Oldest Bible fragment found in Egypt
A fragment of the world's oldest Bible has been discovered by a British-based academic in St. Catherine's Monastery in Egypt, Press TV reported.
The 30-year-old Nikolas Sarris came across a previously unseen section of the Codex Sinaiticus, which dates back to the 4th century.
The academic spotted the fragment on Tuesday while he was searching through photographs of manuscripts in the library of St. Catherine's Monastery, which lies on the Sinai Peninsula, at the foot of Mount Sinai in Saint Katherine city in Egypt.

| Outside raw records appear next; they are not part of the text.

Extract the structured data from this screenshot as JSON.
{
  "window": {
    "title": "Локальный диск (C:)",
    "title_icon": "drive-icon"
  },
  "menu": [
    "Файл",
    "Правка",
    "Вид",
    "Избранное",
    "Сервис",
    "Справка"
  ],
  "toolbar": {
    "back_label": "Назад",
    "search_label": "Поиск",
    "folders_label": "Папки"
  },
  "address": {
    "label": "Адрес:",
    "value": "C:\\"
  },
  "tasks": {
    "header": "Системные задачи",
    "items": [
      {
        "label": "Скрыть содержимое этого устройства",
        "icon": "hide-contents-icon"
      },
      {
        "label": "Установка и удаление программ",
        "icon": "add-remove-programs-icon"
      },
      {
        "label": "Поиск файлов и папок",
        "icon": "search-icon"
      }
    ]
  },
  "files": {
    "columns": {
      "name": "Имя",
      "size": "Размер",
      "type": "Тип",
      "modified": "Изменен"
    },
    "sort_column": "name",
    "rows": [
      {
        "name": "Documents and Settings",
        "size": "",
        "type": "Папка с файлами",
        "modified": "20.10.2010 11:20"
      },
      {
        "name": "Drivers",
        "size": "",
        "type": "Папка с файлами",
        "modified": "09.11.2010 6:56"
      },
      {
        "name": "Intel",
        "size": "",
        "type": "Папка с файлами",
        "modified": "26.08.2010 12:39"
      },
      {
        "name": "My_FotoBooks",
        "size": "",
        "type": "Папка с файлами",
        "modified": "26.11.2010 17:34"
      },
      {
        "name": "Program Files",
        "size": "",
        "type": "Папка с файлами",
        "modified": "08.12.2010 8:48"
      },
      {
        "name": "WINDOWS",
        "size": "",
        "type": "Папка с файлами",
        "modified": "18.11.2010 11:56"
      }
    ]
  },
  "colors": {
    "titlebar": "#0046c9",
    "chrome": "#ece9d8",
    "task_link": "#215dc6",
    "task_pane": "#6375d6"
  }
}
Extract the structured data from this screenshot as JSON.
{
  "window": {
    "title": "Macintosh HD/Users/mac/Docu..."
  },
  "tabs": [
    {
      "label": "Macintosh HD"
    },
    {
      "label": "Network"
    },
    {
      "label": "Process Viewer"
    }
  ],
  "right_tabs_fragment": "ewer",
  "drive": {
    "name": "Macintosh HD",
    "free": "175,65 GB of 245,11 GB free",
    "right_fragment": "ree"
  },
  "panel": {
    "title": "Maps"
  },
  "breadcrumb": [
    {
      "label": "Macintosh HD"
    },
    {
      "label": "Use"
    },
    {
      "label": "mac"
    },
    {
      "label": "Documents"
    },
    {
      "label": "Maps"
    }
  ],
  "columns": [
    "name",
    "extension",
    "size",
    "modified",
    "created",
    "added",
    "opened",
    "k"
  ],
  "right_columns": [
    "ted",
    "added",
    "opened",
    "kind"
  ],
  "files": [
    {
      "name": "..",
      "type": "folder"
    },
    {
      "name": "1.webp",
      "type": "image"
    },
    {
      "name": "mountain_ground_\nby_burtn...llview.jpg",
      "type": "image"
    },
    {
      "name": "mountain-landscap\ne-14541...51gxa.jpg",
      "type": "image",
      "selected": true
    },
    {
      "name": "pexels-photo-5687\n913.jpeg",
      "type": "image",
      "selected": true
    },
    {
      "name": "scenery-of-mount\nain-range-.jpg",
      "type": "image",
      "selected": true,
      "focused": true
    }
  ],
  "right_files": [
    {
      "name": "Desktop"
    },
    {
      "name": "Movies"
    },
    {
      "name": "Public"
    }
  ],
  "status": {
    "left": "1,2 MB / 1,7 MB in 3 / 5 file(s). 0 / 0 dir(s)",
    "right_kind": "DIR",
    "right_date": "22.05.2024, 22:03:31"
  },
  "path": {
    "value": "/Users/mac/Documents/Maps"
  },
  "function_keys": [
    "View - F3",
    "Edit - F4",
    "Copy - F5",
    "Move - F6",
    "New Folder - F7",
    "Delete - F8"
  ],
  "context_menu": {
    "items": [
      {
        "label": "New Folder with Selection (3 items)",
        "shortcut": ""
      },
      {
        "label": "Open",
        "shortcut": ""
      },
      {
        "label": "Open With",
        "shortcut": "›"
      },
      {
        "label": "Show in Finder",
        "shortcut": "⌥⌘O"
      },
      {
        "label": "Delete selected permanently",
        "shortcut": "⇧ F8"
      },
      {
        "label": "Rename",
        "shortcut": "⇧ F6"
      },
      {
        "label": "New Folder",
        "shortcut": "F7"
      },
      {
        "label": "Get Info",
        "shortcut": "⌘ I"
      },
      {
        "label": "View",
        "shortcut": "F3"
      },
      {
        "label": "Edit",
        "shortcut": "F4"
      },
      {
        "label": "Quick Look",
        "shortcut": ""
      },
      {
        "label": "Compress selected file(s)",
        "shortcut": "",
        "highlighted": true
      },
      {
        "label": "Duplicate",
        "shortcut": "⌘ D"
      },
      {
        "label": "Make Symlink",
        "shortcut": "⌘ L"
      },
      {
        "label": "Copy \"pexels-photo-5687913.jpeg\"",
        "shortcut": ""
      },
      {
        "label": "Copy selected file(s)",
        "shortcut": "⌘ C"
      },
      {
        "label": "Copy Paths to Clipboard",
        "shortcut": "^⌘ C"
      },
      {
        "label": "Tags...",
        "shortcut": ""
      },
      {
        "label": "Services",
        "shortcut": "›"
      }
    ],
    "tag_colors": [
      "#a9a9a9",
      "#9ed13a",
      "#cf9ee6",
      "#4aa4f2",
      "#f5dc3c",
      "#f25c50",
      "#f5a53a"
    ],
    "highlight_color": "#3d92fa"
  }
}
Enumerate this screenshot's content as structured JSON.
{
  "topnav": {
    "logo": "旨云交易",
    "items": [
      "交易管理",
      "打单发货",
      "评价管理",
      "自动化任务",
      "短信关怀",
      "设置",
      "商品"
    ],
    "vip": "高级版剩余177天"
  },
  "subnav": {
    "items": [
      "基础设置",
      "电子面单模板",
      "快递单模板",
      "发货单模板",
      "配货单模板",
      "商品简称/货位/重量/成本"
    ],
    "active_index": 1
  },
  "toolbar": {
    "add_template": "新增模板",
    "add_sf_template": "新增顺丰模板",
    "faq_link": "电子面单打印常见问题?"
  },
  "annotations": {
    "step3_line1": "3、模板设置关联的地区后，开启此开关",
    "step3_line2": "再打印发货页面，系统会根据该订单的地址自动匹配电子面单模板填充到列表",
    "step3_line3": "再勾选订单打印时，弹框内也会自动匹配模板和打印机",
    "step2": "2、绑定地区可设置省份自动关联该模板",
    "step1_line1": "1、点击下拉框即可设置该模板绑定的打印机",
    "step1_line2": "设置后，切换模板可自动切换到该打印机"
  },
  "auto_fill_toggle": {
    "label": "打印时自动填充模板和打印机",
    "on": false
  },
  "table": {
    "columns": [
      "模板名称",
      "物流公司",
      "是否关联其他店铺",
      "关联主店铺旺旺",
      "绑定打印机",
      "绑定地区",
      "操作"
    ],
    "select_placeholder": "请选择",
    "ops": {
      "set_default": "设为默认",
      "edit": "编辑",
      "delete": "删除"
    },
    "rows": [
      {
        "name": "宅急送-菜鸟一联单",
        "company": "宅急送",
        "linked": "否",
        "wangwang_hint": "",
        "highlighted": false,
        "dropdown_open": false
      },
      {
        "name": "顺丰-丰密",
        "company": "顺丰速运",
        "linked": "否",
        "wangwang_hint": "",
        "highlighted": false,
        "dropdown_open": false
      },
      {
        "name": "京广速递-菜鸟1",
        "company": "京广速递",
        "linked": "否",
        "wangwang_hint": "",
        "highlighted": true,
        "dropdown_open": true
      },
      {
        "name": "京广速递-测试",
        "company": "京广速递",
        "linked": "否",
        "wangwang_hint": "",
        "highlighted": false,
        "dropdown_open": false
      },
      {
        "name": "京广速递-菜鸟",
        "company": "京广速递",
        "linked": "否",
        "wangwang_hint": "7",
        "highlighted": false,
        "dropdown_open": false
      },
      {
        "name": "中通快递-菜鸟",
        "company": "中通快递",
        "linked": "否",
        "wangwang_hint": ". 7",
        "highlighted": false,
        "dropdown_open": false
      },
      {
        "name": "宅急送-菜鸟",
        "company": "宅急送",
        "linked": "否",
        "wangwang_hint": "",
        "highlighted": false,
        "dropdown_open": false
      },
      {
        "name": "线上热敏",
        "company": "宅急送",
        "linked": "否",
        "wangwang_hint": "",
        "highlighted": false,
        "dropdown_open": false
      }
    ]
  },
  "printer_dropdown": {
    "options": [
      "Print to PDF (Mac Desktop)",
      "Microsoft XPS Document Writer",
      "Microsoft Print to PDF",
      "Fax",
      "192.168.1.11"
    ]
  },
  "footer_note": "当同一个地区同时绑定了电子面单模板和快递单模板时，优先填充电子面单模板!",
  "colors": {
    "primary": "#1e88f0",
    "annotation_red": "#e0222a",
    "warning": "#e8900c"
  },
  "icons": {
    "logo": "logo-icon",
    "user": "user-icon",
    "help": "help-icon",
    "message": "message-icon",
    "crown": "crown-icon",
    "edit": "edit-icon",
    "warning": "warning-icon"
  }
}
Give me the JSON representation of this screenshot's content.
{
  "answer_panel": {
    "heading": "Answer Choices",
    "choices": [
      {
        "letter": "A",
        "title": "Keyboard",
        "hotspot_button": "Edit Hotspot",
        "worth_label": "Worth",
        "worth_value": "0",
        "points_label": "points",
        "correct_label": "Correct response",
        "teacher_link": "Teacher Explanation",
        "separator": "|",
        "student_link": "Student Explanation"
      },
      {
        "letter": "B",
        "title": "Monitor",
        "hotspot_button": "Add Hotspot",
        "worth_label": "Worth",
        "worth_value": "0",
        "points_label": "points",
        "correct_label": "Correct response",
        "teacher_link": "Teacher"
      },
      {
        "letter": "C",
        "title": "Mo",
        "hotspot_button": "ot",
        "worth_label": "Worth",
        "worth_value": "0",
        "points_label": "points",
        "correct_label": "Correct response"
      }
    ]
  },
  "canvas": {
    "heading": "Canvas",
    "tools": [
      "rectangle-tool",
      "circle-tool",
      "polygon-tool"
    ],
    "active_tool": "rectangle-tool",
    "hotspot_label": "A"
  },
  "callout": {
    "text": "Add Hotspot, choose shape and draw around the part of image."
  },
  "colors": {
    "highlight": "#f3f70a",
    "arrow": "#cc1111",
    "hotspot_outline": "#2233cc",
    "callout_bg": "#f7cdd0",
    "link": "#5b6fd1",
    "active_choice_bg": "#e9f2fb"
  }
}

"It was a really exciting moment. Although it is not my area of expertise, I had helped with the online project so the Codex had been heavily imprinted in my memory. I began checking the height of the letters and the columns and quickly realized we were looking at an unseen part of the Codex," Sarris said, speaking from the Greek island of Patmos.
"We don't know whether we will find more of the Codex in those books, but it would definitely be worth looking," he went on to say.
"Even if there is a one-in-a-million possibility that it could be a Sinaiticus fragment that has escaped our attention, I thought it would be best to report it rather than dismiss it," he said in his e-mail to Father Justin, the monastery's librarian.
Father Justin confirmed that a previously unseen section of the Codex had indeed been found after closer inspection.
"Modern technology should allow us to examine the binding in a non-invasive manner," Father Justin told The Art Newspaper.
The Codex, handwritten in Greek on animal skin, is the earliest known version of the Bible.
The British Library has held the largest section of the ancient Bible since the Soviet Union sold its collection to Britain in 1933.